23 September 2009

Nanoparticles for cancer treatment: the more, the better

When the result exceeds expectationsElena Novoselova, STRF.ru
A group of researchers from the US National Institute of Standards and Technology (NIST), studying nanoparticles used for the treatment of cancer tumors, revealed the secret of why they turned out to be much more effective than planned.

Iron oxide nanoparticles coated with polysaccharides, when tested on animals, showed amazing results and fought tumors more effectively than similar, but smaller ones.

The biotech companies Micromod Partikeltechnologie and Aduro BioTech, who created these nanoparticles for antitumor therapy, turned to NIST to understand the causes of this phenomenon. These magnetite nanoparticles turned out to be larger than it is customary to use in treatment and, according to scientists' forecasts, should have attracted to each other when activated in a magnetic field, forming large conglomerates that prevent penetration into tumor cells.

In addition to the fact that polysaccharides make nanoparticles attractive to "hungry" intensively growing tumor cells, it turned out that they mutually repel due to the hydrophobic "ends" of sugars.
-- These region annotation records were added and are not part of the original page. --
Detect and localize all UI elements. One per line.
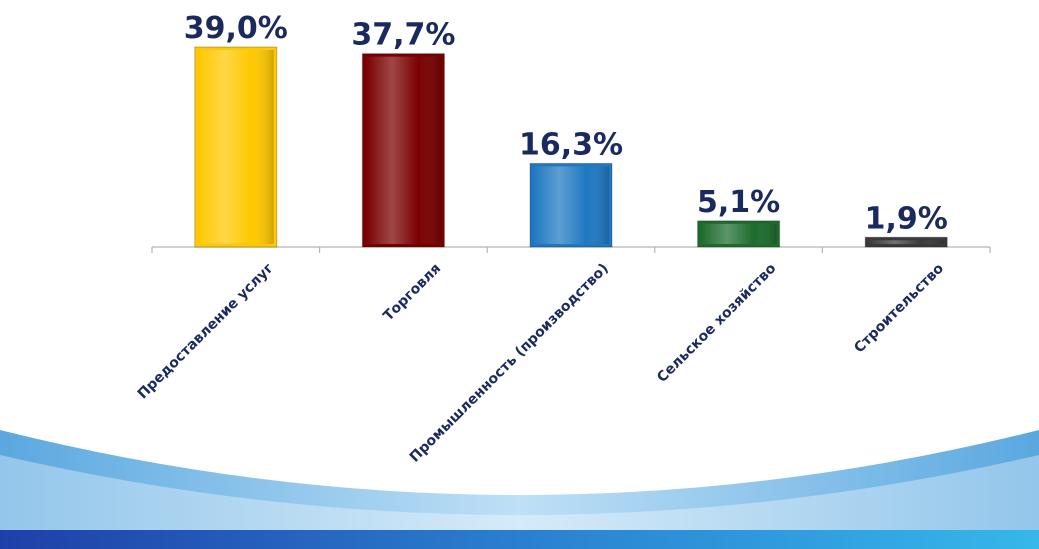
category-label: Торговля [380,261,444,325]
bottom-band [0,530,1039,549]
category-label: Предоставление услуг [135,261,277,403]
bar-value-label: 1,9% [865,201,948,236]
bar-highlight [197,50,274,244]
bar-highlight [868,240,945,244]
bar-value-label: 16,3% [519,127,623,162]
category-label: Строительство [851,260,947,356]
category-label: Сельское хозяйство [654,260,780,386]
background-decoration [0,430,1039,549]
bar-highlight [533,166,609,244]
x-axis [151,246,991,253]
bar-value-label: 39,0% [184,11,288,46]
bar-value-label: 37,7% [351,18,455,53]
wave-shape [0,430,1039,530]
bar-value-label: 5,1% [697,185,780,220]
bars-group: 39,0% Предоставление услуг 37,7% Торговля 16… [135,11,948,466]
bar-highlight [700,223,777,244]
category-label: Промышленность (производство) [407,261,612,466]
bar-highlight [365,56,442,244]
wave-highlight [0,455,1039,530]
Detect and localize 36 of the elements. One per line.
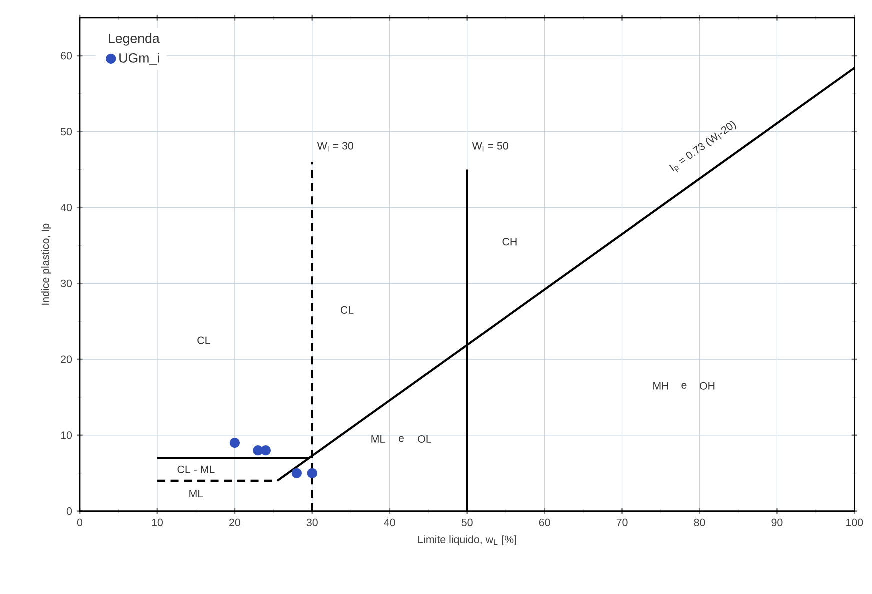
- y-tick-label: 60: [61, 52, 72, 60]
- x-tick-label: 70: [616, 518, 628, 526]
- annotation: MH: [654, 382, 668, 390]
- x-tick-label: 40: [384, 518, 396, 526]
- annotation: ML: [372, 436, 386, 443]
- x-tick-label: 100: [846, 518, 864, 526]
- x-tick-label: 10: [152, 518, 163, 526]
- x-tick-label: 30: [306, 518, 318, 526]
- y-tick-label: 30: [60, 280, 72, 288]
- y-tick-label: 20: [61, 356, 72, 364]
- annotation: W$_{l}$ = 50: [472, 142, 508, 152]
- x-tick-label: 60: [539, 518, 550, 526]
- annotation: CH: [502, 238, 517, 246]
- x-tick-label: 50: [462, 518, 473, 526]
- annotation: OL: [418, 435, 432, 444]
- y-tick-label: 10: [61, 432, 72, 440]
- annotation: OH: [700, 382, 715, 390]
- annotation: CL: [198, 336, 210, 344]
- legend-label: UGm_i: [120, 53, 160, 66]
- annotation: e: [682, 383, 687, 390]
- x-tick-label: 80: [694, 518, 706, 526]
- y-tick-label: 40: [60, 204, 72, 212]
- y-tick-label: 0: [66, 508, 72, 516]
- x-tick-label: 0: [77, 518, 83, 526]
- x-tick-label: 90: [772, 518, 783, 526]
- legend-title: Legenda: [109, 33, 160, 46]
- x-tick-label: 20: [230, 518, 240, 526]
- annotation: CL - ML: [178, 466, 215, 474]
- y-tick-label: 50: [61, 128, 72, 136]
- x-axis-title: Limite liquido, w$_{L}$ [%]: [418, 536, 516, 546]
- annotation: ML: [190, 490, 204, 498]
- annotation: e: [398, 436, 404, 442]
- annotation: W$_{l}$ = 30: [317, 142, 354, 152]
- annotation: I$_{p}$ = 0.73 (W$_{l}$-20): [669, 121, 736, 172]
- annotation: CL: [340, 306, 354, 314]
- y-axis-title: Indice plastico, Ip: [41, 224, 52, 305]
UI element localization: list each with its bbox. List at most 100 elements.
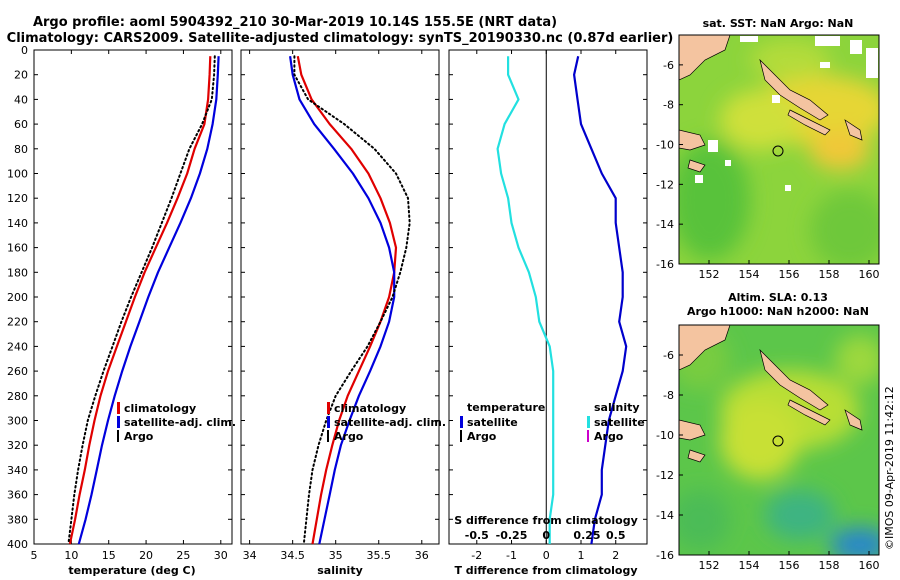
legend-satellite-swatch xyxy=(327,416,330,428)
depth-tick-label: 140 xyxy=(7,217,28,230)
legend-argo-label: Argo xyxy=(334,430,364,443)
map-y-tick-label: -14 xyxy=(656,218,674,231)
x-tick-label: -2 xyxy=(471,549,482,562)
argo-location-marker xyxy=(772,145,784,157)
salinity-xlabel: salinity xyxy=(317,564,363,577)
s-tick-label: 0.25 xyxy=(573,529,600,542)
sst-map xyxy=(679,35,879,264)
legend-climatology-swatch xyxy=(327,402,330,414)
depth-tick-label: 400 xyxy=(7,538,28,551)
depth-tick-label: 240 xyxy=(7,340,28,353)
depth-tick-label: 280 xyxy=(7,390,28,403)
x-tick-label: 1 xyxy=(578,549,585,562)
sla-map-title: Altim. SLA: 0.13 xyxy=(728,291,828,304)
depth-tick-label: 180 xyxy=(7,266,28,279)
imos-credit: ©IMOS 09-Apr-2019 11:42:12 xyxy=(883,386,896,550)
x-tick-label: 34 xyxy=(243,549,257,562)
legend-sal-satellite-swatch xyxy=(587,416,590,428)
x-tick-label: 34.5 xyxy=(280,549,305,562)
depth-tick-label: 0 xyxy=(21,44,28,57)
depth-tick-label: 340 xyxy=(7,464,28,477)
depth-tick-label: 360 xyxy=(7,489,28,502)
legend-satellite-label: satellite-adj. clim. xyxy=(124,416,236,429)
map-y-tick-label: -6 xyxy=(663,349,674,362)
map-y-tick-label: -8 xyxy=(663,99,674,112)
x-tick-label: 35 xyxy=(329,549,343,562)
s-tick-label: -0.5 xyxy=(465,529,489,542)
series-line-climatology xyxy=(68,56,212,545)
depth-tick-label: 80 xyxy=(14,143,28,156)
difference-xlabel: T difference from climatology xyxy=(454,564,637,577)
series-line-argo xyxy=(293,55,411,545)
legend-argo-label: Argo xyxy=(124,430,154,443)
map-x-tick-label: 158 xyxy=(819,268,840,281)
map-x-tick-label: 158 xyxy=(819,559,840,572)
s-tick-label: 0 xyxy=(542,529,550,542)
legend-climatology-swatch xyxy=(117,402,120,414)
legend-satellite-swatch xyxy=(117,416,120,428)
x-tick-label: 20 xyxy=(139,549,153,562)
map-y-tick-label: -12 xyxy=(656,469,674,482)
difference-panel xyxy=(448,49,648,545)
x-tick-label: 36 xyxy=(415,549,429,562)
x-tick-label: 15 xyxy=(102,549,116,562)
temperature-legend: climatology satellite-adj. clim. Argo xyxy=(117,402,236,443)
series-line-salinity-satellite xyxy=(572,55,628,545)
legend-temperature-title: temperature xyxy=(467,401,545,414)
x-tick-label: 10 xyxy=(64,549,78,562)
legend-temp-satellite-label: satellite xyxy=(467,416,518,429)
difference-legend-salinity: salinity satellite Argo xyxy=(587,401,645,443)
map-y-tick-label: -16 xyxy=(656,258,674,271)
x-tick-label: 25 xyxy=(176,549,190,562)
depth-tick-label: 200 xyxy=(7,291,28,304)
depth-tick-label: 60 xyxy=(14,118,28,131)
argo-location-marker xyxy=(772,435,784,447)
depth-tick-label: 260 xyxy=(7,365,28,378)
sla-map xyxy=(679,325,879,555)
map-x-tick-label: 154 xyxy=(739,559,760,572)
legend-temp-argo-label: Argo xyxy=(467,430,497,443)
s-tick-label: 0.5 xyxy=(606,529,626,542)
x-tick-label: 30 xyxy=(214,549,228,562)
map-x-tick-label: 152 xyxy=(699,268,720,281)
map-y-tick-label: -8 xyxy=(663,389,674,402)
map-x-tick-label: 156 xyxy=(779,268,800,281)
map-x-tick-label: 160 xyxy=(859,559,880,572)
legend-sal-argo-label: Argo xyxy=(594,430,624,443)
difference-x-ticks: -2 -1 0 1 2 xyxy=(471,50,619,562)
map-x-tick-label: 154 xyxy=(739,268,760,281)
x-tick-label: 0 xyxy=(543,549,550,562)
depth-axis: 0 20 40 60 80 100 120 140 160 180 200 220 240 260 280 3… xyxy=(7,44,647,551)
depth-tick-label: 320 xyxy=(7,439,28,452)
legend-climatology-label: climatology xyxy=(124,402,196,415)
legend-temp-satellite-swatch xyxy=(460,416,463,428)
s-difference-ticks: -0.5 -0.25 0 0.25 0.5 xyxy=(465,529,626,542)
depth-tick-label: 100 xyxy=(7,168,28,181)
legend-argo-swatch xyxy=(117,430,119,442)
difference-lines xyxy=(496,55,628,545)
salinity-panel xyxy=(240,49,440,545)
map-y-tick-label: -14 xyxy=(656,509,674,522)
depth-tick-label: 20 xyxy=(14,69,28,82)
map-y-tick-label: -10 xyxy=(656,139,674,152)
x-tick-label: 5 xyxy=(31,549,38,562)
temperature-lines xyxy=(67,55,220,545)
s-tick-label: -0.25 xyxy=(496,529,528,542)
x-tick-label: 2 xyxy=(612,549,619,562)
map-y-tick-label: -6 xyxy=(663,59,674,72)
legend-satellite-label: satellite-adj. clim. xyxy=(334,416,446,429)
sst-map-axes: 152 154 156 158 160 -6 -8 -10 -12 -14 -16 xyxy=(656,59,879,281)
map-y-tick-label: -12 xyxy=(656,178,674,191)
series-line-satellite-adj-clim- xyxy=(77,56,220,545)
map-x-tick-label: 152 xyxy=(699,559,720,572)
sla-map-subtitle: Argo h1000: NaN h2000: NaN xyxy=(687,305,869,318)
legend-argo-swatch xyxy=(327,430,329,442)
map-y-tick-label: -16 xyxy=(656,549,674,562)
x-tick-label: 35.5 xyxy=(366,549,391,562)
header-line-1: Argo profile: aoml 5904392_210 30-Mar-20… xyxy=(33,15,557,30)
map-y-tick-label: -10 xyxy=(656,429,674,442)
x-tick-label: -1 xyxy=(506,549,517,562)
s-difference-label: S difference from climatology xyxy=(454,514,638,527)
header-line-2: Climatology: CARS2009. Satellite-adjuste… xyxy=(7,31,674,46)
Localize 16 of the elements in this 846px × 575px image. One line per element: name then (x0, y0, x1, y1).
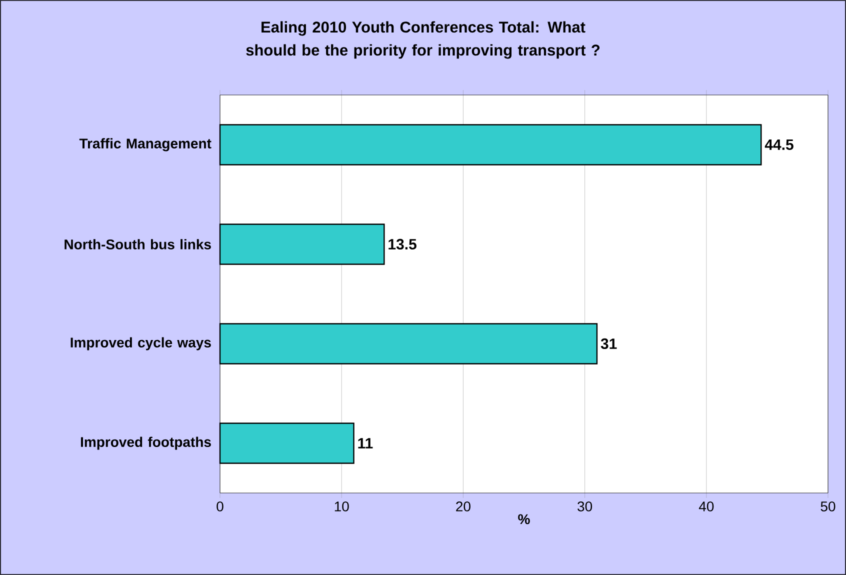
x-axis-title: % (518, 514, 530, 524)
x-tick-label: 30 (578, 502, 592, 512)
chart-title: Ealing 2010 Youth Conferences Total: What should be the priority for improving transport ? (246, 21, 600, 59)
y-tick-label: Improved cycle ways (70, 337, 211, 350)
y-tick-label: Traffic Management (79, 138, 212, 152)
x-tick-label: 50 (820, 502, 836, 512)
x-tick-label: 10 (334, 502, 349, 512)
x-tick-label: 0 (216, 502, 224, 512)
x-tick-label: 20 (456, 502, 470, 512)
y-tick-label: Improved footpaths (80, 436, 211, 450)
y-tick-label: North-South bus links (64, 239, 211, 250)
data-label: 11 (358, 438, 373, 448)
x-tick-label: 40 (698, 502, 714, 512)
data-label: 44.5 (764, 140, 794, 150)
data-label: 31 (600, 338, 617, 350)
data-label: 13.5 (388, 238, 416, 250)
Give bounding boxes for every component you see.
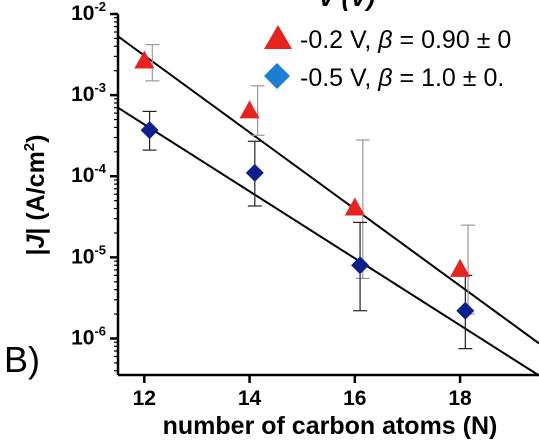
y-axis-title-sup: 2 (21, 143, 38, 151)
y-axis-title-mid: | (A/cm (22, 151, 50, 234)
y-axis-title-post: ) (22, 135, 50, 143)
legend-entry-0: -0.2 V, β = 0.90 ± 0 (264, 25, 511, 54)
legend-marker-diamond (264, 63, 290, 89)
legend-label-1-post: = 1.0 ± 0. (393, 64, 505, 92)
y-tick-label: 10-6 (71, 323, 106, 349)
legend-label-1: -0.5 V, β = 1.0 ± 0. (300, 64, 504, 92)
y-tick-label: 10-3 (71, 80, 106, 106)
y-tick-label: 10-4 (71, 161, 107, 187)
legend-entry-1: -0.5 V, β = 1.0 ± 0. (264, 63, 504, 92)
triangle-marker (344, 197, 365, 216)
legend-label-1-beta: β (377, 64, 392, 92)
triangle-marker (450, 258, 471, 277)
y-tick-exponent: -3 (94, 80, 106, 95)
diamond-marker (351, 256, 370, 275)
fit-line-0 (117, 35, 539, 345)
legend-label-0-post: = 0.90 ± 0 (393, 26, 512, 54)
diamond-marker (456, 301, 475, 320)
x-axis-title: number of carbon atoms (N) (163, 412, 498, 440)
y-axis-title-pre: | (22, 248, 50, 255)
diamond-marker (140, 121, 159, 140)
triangle-marker (134, 50, 155, 69)
legend-label-0: -0.2 V, β = 0.90 ± 0 (300, 26, 511, 54)
panel-label: B) (4, 339, 40, 380)
y-axis-title-italic: J (22, 233, 50, 248)
x-tick-label: 12 (133, 387, 156, 410)
diamond-marker (245, 163, 264, 182)
y-tick-base: 10 (71, 245, 94, 268)
legend-label-0-pre: -0.2 V, (300, 26, 378, 54)
x-ticks: 12 14 16 18 (133, 375, 472, 410)
y-tick-exponent: -4 (94, 161, 106, 176)
y-tick-exponent: -6 (94, 323, 106, 338)
legend-label-0-beta: β (377, 26, 392, 54)
y-tick-exponent: -5 (94, 242, 106, 257)
y-tick-base: 10 (71, 2, 94, 25)
x-tick-label: 14 (238, 387, 262, 410)
legend-marker-triangle (264, 25, 292, 49)
fit-lines (117, 35, 539, 377)
triangle-marker (239, 100, 260, 119)
y-tick-exponent: -2 (94, 0, 106, 14)
legend-label-1-pre: -0.5 V, (300, 64, 378, 92)
fit-line-1 (117, 106, 539, 377)
y-tick-base: 10 (71, 83, 94, 106)
y-axis-title: |J| (A/cm2) (21, 135, 50, 256)
legend-title: V (V) (318, 0, 375, 12)
y-tick-base: 10 (71, 326, 94, 349)
data-markers (134, 50, 475, 320)
y-tick-label: 10-2 (71, 0, 106, 25)
x-tick-label: 18 (448, 387, 472, 410)
y-tick-label: 10-5 (71, 242, 106, 268)
y-tick-base: 10 (71, 164, 94, 187)
y-ticks: 10-210-310-410-510-6 (71, 0, 118, 372)
x-tick-label: 16 (343, 387, 366, 410)
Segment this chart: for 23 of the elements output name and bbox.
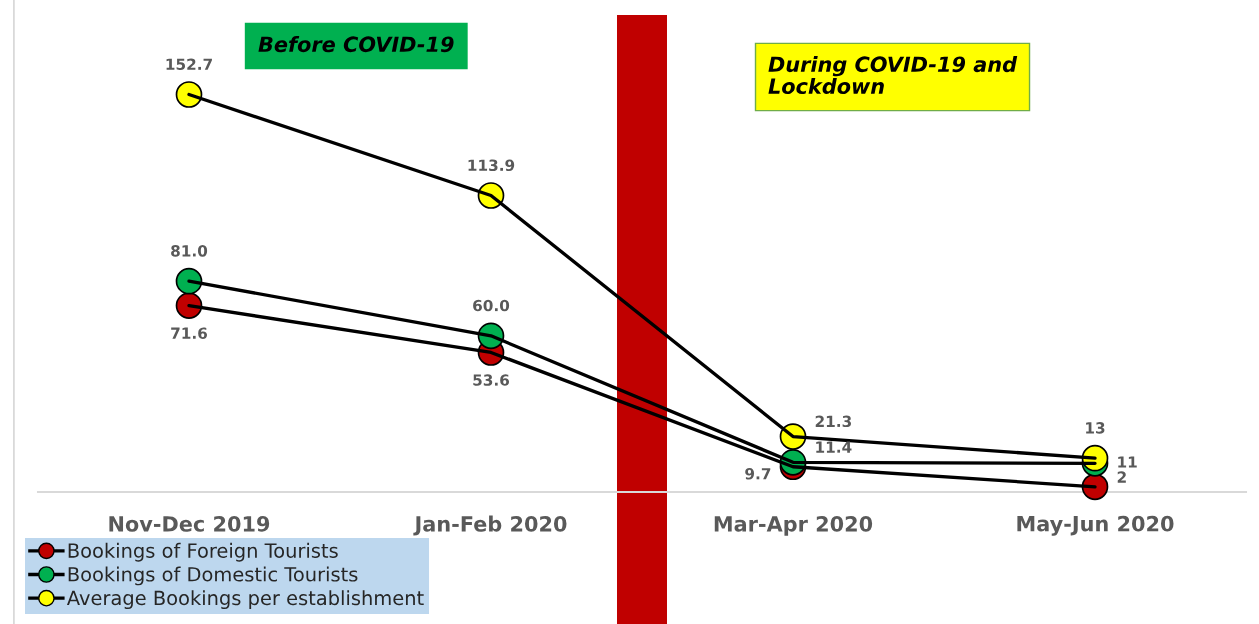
data-label: 13 <box>1086 422 1105 434</box>
text: Before COVID-19 <box>258 36 454 53</box>
data-label: 81.0 <box>171 245 208 257</box>
data-label: 21.3 <box>815 415 852 428</box>
data-label: 71.6 <box>171 327 208 339</box>
data-label: 11.4 <box>816 441 852 453</box>
point <box>175 81 203 108</box>
x-tick-label: May-Jun 2020 <box>1017 515 1174 536</box>
legend-label: Bookings of Foreign Tourists <box>68 542 338 562</box>
data-label: 2 <box>1117 471 1126 483</box>
text: During COVID-19 and Lockdown <box>768 56 1018 95</box>
x-tick-label: Nov-Dec 2019 <box>109 515 270 532</box>
data-label: 53.6 <box>473 374 510 386</box>
point <box>175 267 203 295</box>
legend-label: Bookings of Domestic Tourists <box>68 566 358 586</box>
x-tick-label: Jan-Feb 2020 <box>413 515 567 536</box>
data-label: 60.0 <box>473 299 510 312</box>
legend-label: Average Bookings per establishment <box>66 590 424 610</box>
data-label: 9.7 <box>745 467 771 480</box>
data-label: 113.9 <box>468 159 515 172</box>
data-label: 11 <box>1118 456 1137 468</box>
data-label: 152.7 <box>166 58 212 71</box>
x-tick-label: Mar-Apr 2020 <box>714 515 873 536</box>
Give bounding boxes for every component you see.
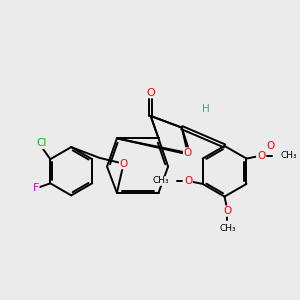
- Text: O: O: [146, 88, 155, 98]
- Text: O: O: [257, 151, 265, 161]
- Text: O: O: [184, 148, 192, 158]
- Text: F: F: [33, 183, 39, 193]
- Text: CH₃: CH₃: [219, 224, 236, 233]
- Text: O: O: [257, 151, 265, 161]
- Text: H: H: [202, 104, 210, 114]
- Text: CH₃: CH₃: [152, 176, 169, 185]
- Text: O: O: [266, 141, 275, 152]
- Text: CH₃: CH₃: [280, 151, 297, 160]
- Text: O: O: [223, 206, 232, 216]
- Text: O: O: [119, 159, 128, 169]
- Text: Cl: Cl: [36, 139, 47, 148]
- Text: O: O: [184, 176, 192, 186]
And the larger sizes of iron oxide particles allow them to heat up better in a magnetic field and destroy tumor cells more efficiently.

Thus, the delicate balance between the attraction of iron oxide particles and the repulsion of polysaccharide shells allows to preserve the ability of nanoparticles to transport and at the same time increase their size for more effective therapy.

The results of these studies are published in the journal Nanotechnology.